Mas como tudo o que eu fiz na vida, os cursos me acrescentaram inúmeras situações, personagens e conhecimentos para enriquecer várias das minhas estórias.. Existe um médico em Majdanek, não?
Seu livro tem uma linguagem cinematográfica. Você assistiu a muitos filmes sobre a Segunda Guerra Mundial durante o processo criativo?
Tem. Obrigado por notar. Eu amo cinema. E vejo desde criança filmes de drama e sobre a Segunda Guerra Mundial. E até a música que eu disse que os personagens tocavam, eu imaginei como uma cena de cinema. alías, Várias partes do livro são pensadas pra cinema. Quero filmar os meus livros. Sobre os filmes: sim. Assisti várias vezes e comprei alguns. Era preciso me emocionar, chorar um pouco com o que acontecia, tentar entender a causa do ódio, da loucura daquela gente, daquela época. Viver os futuros personagens. Sou admirador do Steven Spielberg: "A lista de Schindler" e "A Cor Púrpura" são filmes que amo e que tenho em casa. A dor da personagem principal de "A Cor…", que é a mesma dor de injustiça de tantos que sofreram na Segunda Guerra, me faz desabar em choro, sempre que revejo o filme.

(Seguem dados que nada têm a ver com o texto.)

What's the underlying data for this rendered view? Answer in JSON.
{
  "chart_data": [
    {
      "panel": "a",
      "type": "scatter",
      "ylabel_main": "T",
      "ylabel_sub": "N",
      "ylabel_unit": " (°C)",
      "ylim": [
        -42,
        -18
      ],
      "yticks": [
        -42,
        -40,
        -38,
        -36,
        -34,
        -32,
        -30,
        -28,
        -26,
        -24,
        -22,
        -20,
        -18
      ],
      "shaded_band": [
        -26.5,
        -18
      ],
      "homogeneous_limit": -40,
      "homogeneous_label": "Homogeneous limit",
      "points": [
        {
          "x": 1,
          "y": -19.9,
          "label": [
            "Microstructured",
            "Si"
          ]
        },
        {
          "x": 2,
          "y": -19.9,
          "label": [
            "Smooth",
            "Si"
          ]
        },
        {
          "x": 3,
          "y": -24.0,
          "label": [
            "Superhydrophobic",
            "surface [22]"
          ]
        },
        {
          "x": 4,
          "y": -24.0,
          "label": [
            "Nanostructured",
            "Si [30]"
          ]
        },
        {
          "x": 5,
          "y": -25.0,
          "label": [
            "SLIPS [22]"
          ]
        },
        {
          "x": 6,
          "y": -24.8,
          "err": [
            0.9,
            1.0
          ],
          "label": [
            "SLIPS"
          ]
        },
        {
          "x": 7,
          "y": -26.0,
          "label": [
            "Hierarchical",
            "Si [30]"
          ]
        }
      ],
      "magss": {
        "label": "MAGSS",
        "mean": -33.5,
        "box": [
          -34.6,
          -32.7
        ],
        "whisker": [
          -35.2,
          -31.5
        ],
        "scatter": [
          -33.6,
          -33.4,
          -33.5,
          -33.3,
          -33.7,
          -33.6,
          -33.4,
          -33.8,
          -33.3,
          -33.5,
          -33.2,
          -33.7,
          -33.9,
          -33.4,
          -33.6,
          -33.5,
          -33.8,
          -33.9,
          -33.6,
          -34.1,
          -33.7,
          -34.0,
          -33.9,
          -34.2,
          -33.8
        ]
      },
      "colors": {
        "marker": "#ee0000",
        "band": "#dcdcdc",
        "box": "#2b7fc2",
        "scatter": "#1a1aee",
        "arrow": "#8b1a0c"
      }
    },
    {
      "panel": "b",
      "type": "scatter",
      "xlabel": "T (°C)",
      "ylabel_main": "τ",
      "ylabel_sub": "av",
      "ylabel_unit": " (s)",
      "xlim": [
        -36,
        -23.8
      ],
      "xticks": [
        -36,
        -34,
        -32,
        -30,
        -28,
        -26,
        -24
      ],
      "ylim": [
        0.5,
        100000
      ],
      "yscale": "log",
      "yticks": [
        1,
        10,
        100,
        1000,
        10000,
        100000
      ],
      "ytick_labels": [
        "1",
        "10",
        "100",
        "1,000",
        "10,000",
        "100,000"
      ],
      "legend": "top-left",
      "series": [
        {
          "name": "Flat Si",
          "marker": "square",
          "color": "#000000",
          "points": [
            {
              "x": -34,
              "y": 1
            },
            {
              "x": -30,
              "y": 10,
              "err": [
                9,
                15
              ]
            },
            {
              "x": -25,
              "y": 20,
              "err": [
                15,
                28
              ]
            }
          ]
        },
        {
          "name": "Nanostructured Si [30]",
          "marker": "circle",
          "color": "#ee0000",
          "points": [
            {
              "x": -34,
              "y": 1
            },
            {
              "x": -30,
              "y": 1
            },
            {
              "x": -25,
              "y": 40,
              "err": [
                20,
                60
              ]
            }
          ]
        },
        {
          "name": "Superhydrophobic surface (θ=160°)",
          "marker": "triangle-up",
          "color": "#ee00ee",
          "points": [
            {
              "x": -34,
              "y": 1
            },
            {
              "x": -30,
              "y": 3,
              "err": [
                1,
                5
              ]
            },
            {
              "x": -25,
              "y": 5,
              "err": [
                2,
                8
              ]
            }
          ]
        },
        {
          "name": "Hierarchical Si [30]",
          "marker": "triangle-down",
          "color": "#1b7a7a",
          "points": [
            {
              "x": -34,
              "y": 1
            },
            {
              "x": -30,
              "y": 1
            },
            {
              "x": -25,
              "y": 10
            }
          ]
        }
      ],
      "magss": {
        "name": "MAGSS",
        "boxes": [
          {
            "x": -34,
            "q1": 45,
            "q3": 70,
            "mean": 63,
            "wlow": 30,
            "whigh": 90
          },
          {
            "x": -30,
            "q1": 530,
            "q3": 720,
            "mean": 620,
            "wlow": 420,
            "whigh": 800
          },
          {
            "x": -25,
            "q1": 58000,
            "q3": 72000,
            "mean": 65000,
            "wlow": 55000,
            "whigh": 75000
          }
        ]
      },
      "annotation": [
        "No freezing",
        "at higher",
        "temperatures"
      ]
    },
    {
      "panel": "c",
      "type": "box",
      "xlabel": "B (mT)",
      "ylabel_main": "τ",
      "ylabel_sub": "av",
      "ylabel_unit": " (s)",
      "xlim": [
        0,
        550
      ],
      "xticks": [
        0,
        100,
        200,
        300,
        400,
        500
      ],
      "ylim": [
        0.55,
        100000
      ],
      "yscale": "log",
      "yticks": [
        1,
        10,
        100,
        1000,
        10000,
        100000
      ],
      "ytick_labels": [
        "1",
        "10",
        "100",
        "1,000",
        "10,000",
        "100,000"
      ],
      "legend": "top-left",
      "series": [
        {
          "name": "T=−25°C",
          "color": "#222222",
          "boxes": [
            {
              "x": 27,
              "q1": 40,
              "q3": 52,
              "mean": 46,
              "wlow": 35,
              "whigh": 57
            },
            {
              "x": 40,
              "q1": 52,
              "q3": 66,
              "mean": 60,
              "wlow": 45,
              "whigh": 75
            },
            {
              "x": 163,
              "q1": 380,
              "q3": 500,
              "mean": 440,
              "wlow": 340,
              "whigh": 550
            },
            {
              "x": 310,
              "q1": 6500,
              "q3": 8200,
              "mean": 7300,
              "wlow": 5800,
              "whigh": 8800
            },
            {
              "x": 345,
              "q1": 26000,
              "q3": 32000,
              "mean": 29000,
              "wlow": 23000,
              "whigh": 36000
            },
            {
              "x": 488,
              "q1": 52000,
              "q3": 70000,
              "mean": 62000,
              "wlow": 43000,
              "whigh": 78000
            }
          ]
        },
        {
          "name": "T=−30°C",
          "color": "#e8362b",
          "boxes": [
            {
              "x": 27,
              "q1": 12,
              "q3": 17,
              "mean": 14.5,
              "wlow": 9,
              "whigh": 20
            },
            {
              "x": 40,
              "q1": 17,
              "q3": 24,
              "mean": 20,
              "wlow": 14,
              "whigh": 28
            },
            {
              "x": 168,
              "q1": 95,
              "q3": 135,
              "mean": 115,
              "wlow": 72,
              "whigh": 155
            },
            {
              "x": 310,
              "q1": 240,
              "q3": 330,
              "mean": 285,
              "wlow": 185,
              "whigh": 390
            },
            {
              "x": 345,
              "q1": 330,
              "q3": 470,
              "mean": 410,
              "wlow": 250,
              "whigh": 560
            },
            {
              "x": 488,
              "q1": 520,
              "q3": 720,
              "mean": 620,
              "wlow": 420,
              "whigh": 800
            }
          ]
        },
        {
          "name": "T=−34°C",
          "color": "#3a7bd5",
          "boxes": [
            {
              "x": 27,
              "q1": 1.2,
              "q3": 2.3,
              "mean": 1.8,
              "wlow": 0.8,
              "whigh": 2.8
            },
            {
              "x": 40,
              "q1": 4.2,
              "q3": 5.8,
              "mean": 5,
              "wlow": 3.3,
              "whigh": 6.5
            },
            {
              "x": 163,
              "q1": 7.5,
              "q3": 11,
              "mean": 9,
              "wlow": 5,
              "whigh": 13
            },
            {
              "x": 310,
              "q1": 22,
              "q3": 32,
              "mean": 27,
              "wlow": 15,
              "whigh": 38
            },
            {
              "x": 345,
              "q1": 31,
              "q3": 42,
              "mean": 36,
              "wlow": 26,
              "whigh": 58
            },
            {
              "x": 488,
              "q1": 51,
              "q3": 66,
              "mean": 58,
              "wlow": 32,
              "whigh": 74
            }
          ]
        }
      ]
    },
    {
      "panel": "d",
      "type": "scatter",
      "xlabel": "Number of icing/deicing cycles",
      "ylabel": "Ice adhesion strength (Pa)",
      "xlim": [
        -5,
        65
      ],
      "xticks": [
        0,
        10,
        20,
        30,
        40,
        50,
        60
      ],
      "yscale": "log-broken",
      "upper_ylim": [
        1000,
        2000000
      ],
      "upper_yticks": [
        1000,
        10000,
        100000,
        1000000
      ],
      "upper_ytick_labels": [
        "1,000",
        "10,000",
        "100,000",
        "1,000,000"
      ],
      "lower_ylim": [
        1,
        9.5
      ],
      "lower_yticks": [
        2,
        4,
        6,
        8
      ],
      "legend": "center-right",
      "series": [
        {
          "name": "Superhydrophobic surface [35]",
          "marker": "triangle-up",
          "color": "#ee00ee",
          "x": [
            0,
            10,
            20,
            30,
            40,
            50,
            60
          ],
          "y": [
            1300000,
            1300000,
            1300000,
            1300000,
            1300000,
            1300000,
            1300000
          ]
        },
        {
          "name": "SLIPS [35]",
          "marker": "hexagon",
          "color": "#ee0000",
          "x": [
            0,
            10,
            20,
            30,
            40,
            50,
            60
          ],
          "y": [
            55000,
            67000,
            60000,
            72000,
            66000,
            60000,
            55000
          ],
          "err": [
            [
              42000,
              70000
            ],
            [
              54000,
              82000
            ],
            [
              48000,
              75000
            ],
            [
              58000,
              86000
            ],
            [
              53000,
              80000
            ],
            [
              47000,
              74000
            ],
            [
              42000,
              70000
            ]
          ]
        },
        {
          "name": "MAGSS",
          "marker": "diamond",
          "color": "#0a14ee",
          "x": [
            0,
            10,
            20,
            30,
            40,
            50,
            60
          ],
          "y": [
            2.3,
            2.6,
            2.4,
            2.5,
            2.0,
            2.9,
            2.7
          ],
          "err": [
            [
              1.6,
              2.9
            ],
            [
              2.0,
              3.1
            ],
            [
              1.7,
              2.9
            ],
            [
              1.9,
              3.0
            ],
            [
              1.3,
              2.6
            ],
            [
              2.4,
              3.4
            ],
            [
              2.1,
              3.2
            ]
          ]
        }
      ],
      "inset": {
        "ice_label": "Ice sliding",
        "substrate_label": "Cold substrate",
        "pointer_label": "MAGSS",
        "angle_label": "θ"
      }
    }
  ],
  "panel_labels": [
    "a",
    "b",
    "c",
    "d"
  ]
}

Você descreveu os horrores da Segunda Guerra sem ter passado por aquela experiência. Seu livro conta a história de um amor gay. Acredita que tem que ser gay para fazer literatura gay?
Boa pergunta. Não. Pois o meu próximo livro será sobre vampiros e, eu acho, eu não sou vampiro! Mas algumas experiências de sofrimento são universais e podem ser aplicadas com inteligência e sensibilidade a várias tipos de personagens. Steven Spielberg roteirizou um filme sobre negros e ele tem ascendência judaica/judia.
Você fez o lançamento de Majdanek n’A Lôca, em São Paulo. Por que escolheu a boate?
Porque eu queria três lugares que tinham a ver com um ambiente alternativo na cidade e underground. Quem me recebeu melhor e me tratou melhor foi quem representa a casa. Ele esteve à minha disposição para qualquer modificação necessária no local. Quero fazer todos os meus lançamentos de uma maneira não tradicional ou convencional. Acho divertido. A minha roupa na noite de autógrafos era uma possível roupa do protagonista. Os temas foram misturados para não serem convencionais. Não se mistura, normalmente, gays e judeus! Você não acha?
E eu gosto muito d’A Lôca. O ambiente é totalmente não convencional: cheio de esculturas fantásticas; uma cadeira que quase fala; o ambiente é "dark". Já existia quase tudo o que eu queria para remeter a noite de autógrafos a um ambiente sombrio e misterioso e a um campo de concentração.